Cette démarche donne au projet une portée particulière. La Harley WL ressuscitée n’est pas un objet décoratif posé au milieu d’une scénographie. Elle est conçue comme une présence : celle d’un fragment d’image ramené dans le réel, avec la rigueur d’un artiste qui connaît les codes graphiques, la matière et l’univers Harley.
L’artiste tropézien qui travaille les icônes à la main
La cohérence du projet tient aussi au parcours de SANTIAG. Né au milieu des années 60, diplômé en arts graphiques, il est maître tatoueur depuis 1985 et a notamment tatoué Johnny Hallyday.
Son univers traverse plusieurs disciplines : peinture, gravure, sculpture, sellerie, mosaïque.
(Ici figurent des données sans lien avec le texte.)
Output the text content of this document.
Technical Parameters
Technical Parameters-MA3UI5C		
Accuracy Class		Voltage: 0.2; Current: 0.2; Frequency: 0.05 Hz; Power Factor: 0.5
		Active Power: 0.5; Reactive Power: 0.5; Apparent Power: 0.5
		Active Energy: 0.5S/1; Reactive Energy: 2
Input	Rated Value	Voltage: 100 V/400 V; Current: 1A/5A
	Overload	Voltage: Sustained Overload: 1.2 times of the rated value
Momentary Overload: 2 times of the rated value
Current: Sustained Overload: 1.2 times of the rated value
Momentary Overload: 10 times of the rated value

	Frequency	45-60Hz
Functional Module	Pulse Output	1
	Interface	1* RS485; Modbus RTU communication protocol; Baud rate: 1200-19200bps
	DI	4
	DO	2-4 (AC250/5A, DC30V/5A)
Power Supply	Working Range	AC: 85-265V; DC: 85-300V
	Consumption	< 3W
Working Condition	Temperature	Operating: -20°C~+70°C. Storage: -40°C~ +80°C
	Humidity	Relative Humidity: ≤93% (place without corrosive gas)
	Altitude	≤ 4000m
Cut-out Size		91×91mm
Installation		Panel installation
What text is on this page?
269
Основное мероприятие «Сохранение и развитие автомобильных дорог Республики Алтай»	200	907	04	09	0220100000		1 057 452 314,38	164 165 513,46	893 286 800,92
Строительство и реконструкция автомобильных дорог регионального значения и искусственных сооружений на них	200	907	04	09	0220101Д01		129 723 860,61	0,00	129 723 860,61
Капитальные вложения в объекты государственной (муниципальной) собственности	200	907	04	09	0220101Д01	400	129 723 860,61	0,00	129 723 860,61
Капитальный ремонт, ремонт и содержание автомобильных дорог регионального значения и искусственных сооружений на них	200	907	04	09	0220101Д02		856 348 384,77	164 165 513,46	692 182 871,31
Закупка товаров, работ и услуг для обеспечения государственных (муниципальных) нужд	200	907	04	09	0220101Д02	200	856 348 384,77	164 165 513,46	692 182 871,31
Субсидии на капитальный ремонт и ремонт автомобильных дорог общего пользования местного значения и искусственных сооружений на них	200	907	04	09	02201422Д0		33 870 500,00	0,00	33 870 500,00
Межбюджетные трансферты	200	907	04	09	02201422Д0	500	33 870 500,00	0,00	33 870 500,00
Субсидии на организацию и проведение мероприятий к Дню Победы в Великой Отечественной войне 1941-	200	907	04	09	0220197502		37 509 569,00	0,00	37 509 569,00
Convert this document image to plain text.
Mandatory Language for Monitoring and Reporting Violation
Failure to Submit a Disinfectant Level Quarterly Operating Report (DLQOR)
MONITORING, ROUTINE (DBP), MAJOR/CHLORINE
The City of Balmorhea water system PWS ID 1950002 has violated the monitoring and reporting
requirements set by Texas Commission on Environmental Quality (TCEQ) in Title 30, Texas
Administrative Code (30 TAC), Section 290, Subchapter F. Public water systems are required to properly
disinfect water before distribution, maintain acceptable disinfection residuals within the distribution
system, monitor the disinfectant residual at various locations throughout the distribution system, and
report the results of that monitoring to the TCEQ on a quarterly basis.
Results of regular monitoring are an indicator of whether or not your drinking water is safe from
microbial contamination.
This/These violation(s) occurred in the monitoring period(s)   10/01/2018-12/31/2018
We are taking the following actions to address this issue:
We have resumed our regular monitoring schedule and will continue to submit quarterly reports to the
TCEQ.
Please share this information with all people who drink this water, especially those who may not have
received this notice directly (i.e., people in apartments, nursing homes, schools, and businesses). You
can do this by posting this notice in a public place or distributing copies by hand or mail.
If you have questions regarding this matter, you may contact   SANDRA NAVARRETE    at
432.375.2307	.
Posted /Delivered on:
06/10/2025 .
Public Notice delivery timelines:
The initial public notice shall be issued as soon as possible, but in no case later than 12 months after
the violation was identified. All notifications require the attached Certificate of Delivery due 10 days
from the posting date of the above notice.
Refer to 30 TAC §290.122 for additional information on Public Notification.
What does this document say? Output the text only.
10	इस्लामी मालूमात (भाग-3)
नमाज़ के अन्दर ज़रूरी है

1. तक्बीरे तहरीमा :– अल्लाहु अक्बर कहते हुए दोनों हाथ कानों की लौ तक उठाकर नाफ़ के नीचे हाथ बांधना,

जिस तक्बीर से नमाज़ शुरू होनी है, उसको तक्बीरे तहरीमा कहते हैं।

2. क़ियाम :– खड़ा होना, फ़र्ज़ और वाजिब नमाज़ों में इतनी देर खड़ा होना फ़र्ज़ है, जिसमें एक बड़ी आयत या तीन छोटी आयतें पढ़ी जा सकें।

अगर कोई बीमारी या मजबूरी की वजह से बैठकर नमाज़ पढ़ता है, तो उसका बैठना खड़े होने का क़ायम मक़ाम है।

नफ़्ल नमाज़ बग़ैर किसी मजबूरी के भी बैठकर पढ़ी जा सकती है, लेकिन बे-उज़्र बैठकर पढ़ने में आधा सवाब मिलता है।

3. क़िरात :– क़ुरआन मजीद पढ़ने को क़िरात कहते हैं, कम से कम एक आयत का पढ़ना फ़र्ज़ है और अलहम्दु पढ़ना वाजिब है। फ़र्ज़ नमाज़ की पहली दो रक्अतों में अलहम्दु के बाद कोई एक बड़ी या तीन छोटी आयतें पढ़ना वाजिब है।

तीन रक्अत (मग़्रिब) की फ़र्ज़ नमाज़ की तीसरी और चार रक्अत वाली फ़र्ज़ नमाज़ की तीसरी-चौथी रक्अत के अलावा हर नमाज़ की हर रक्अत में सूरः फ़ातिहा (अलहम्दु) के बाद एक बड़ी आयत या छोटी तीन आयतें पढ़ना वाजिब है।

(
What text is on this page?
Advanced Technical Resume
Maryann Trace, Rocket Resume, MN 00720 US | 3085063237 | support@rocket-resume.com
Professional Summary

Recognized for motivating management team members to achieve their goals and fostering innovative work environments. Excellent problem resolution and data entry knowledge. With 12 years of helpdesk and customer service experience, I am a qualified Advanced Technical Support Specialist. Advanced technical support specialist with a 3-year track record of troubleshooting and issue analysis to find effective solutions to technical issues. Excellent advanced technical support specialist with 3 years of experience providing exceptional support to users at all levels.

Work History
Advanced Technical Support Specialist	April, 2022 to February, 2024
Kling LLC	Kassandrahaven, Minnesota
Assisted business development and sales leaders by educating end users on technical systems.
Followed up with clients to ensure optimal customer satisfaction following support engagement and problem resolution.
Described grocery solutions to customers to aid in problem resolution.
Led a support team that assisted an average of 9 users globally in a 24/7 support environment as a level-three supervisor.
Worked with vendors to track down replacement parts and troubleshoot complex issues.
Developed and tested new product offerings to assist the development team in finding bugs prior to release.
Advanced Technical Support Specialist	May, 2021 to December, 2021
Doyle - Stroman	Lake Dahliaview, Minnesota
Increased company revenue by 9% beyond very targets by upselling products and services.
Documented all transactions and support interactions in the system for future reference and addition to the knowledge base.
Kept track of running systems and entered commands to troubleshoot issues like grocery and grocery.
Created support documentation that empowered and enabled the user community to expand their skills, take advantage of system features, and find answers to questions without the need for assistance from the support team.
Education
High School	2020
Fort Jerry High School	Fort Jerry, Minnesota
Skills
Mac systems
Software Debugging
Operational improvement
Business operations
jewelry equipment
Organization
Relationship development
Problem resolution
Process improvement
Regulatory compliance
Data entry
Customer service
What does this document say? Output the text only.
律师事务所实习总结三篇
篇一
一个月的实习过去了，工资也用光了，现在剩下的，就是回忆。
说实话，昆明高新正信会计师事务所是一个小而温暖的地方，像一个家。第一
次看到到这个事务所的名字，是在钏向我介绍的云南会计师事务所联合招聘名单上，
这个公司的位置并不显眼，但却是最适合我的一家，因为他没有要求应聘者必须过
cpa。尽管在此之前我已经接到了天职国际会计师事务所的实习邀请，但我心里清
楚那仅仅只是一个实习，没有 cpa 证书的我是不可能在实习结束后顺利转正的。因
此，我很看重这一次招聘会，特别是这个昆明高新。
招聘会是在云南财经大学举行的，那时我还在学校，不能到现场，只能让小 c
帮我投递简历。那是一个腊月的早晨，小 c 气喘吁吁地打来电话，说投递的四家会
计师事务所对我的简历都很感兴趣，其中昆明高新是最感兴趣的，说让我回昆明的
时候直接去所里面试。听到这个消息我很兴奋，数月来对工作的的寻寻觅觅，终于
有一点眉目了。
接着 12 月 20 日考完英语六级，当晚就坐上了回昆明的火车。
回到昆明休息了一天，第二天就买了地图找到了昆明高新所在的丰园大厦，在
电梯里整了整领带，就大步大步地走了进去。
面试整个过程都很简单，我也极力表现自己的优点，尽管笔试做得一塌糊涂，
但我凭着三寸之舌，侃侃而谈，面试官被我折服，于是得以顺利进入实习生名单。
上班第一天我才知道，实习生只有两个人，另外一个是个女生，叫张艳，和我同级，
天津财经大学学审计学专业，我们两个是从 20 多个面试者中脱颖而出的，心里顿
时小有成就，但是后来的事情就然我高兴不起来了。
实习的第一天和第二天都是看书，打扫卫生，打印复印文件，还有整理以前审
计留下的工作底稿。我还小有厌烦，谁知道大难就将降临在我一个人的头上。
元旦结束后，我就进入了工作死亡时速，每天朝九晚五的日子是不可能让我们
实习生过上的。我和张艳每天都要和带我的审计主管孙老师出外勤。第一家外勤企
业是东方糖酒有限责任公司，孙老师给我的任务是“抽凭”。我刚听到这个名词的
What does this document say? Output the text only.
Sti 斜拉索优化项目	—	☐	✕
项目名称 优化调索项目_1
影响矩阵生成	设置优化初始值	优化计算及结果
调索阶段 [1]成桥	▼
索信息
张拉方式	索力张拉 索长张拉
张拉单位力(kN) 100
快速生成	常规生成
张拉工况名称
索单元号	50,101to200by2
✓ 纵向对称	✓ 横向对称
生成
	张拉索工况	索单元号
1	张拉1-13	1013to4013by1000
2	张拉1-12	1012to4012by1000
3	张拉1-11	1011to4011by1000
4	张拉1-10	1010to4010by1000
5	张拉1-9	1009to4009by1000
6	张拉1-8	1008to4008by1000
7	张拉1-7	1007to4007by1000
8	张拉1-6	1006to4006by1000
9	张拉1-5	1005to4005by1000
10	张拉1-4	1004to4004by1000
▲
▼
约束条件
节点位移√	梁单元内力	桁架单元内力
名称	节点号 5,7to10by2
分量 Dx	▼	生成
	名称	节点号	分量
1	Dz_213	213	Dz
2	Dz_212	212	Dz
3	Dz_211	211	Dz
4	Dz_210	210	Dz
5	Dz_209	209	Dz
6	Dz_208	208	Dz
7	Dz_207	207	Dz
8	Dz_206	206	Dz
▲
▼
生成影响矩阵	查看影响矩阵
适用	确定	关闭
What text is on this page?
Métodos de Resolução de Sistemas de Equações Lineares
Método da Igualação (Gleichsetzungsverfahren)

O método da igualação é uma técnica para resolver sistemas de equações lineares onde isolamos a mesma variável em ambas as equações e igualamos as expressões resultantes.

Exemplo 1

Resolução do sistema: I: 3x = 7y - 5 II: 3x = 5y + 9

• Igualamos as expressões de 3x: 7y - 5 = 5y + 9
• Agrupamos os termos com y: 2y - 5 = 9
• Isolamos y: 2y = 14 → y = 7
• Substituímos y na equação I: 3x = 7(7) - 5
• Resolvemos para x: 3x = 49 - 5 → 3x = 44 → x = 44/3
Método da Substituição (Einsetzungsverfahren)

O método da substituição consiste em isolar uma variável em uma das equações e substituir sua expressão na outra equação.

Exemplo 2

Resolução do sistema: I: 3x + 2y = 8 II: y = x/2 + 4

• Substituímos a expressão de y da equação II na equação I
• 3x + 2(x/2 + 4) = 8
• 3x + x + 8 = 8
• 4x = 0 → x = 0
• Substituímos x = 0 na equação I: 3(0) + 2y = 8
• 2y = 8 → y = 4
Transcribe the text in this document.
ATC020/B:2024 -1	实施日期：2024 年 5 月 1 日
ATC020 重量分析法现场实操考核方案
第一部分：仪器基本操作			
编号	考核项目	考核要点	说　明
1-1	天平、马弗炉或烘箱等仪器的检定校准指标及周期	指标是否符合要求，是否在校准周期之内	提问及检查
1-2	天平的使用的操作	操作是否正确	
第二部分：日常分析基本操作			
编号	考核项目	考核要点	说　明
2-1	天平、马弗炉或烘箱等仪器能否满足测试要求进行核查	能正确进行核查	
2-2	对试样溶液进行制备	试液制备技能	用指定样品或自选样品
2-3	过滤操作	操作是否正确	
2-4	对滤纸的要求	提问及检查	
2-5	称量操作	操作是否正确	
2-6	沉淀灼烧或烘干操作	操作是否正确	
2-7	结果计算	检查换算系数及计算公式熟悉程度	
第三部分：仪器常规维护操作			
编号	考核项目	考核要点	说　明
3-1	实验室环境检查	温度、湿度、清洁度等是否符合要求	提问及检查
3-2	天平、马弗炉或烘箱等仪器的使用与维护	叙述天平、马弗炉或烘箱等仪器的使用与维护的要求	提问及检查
Autant de pratiques qui engagent le dessin, la main, la matière et le détail.
Son lien avec l’univers Harley est ancien et concret. SANTIAG a réalisé deux des Harley-Davidson de Johnny Hallyday. Il est également propriétaire de plusieurs visuels, parmi lesquels AMERICAN BIKERS, DESPERADOS, THUNDER EAGLE, lié à Johnny Hallyday. Il est aussi à l’origine de nombreuses marques liées aux visuels qu’il a créés, notamment consultables via ICIMARQUES.
Cette biographie artistique éclaire la nature de la réplique. SANTIAG n’aborde pas la Harley de Brigitte Bardot uniquement comme une machine. Il la traite comme une image à recomposer, une œuvre à réactiver, un objet dont chaque signe doit être compris avant d’être refait. Sa pratique du tatouage, de la sculpture, de la peinture ou de la sellerie nourrit cette capacité à passer d’un univers à l’autre sans perdre le fil : celui de l’icône travaillée à la main.
Une résurrection mécanique pour raconter Bardot autrement
Avec cette réplique à l’identique, SANTIAG propose une autre manière de faire vivre la mémoire de Brigitte Bardot. Non pas par un discours nostalgique, mais par un objet. Une moto. Une silhouette. Une présence mécanique associée à une image culte.
La Harley-Davidson WL ressuscitée ne remplace pas l’originale. Elle prolonge ce qu’elle représente : une rencontre entre BB, Gainsbourg, Maurice Combalbert, Saint-Tropez et l’imaginaire des sixties. Elle rappelle aussi que certaines images ne survivent pas seules. Elles ont besoin d’artistes, d’artisans, de passeurs capables de les regarder assez longtemps pour leur redonner une forme.
En dévoilant cette machine en 2026, SANTIAG signe un projet à la fois culturel, mémoriel et artistique. Une pièce appelée à quitter l’atelier pour rejoindre les lieux où se racontent les légendes : musées, plateaux, événements, hommages. Une Harley pour faire revenir Bardot dans le regard, autrement.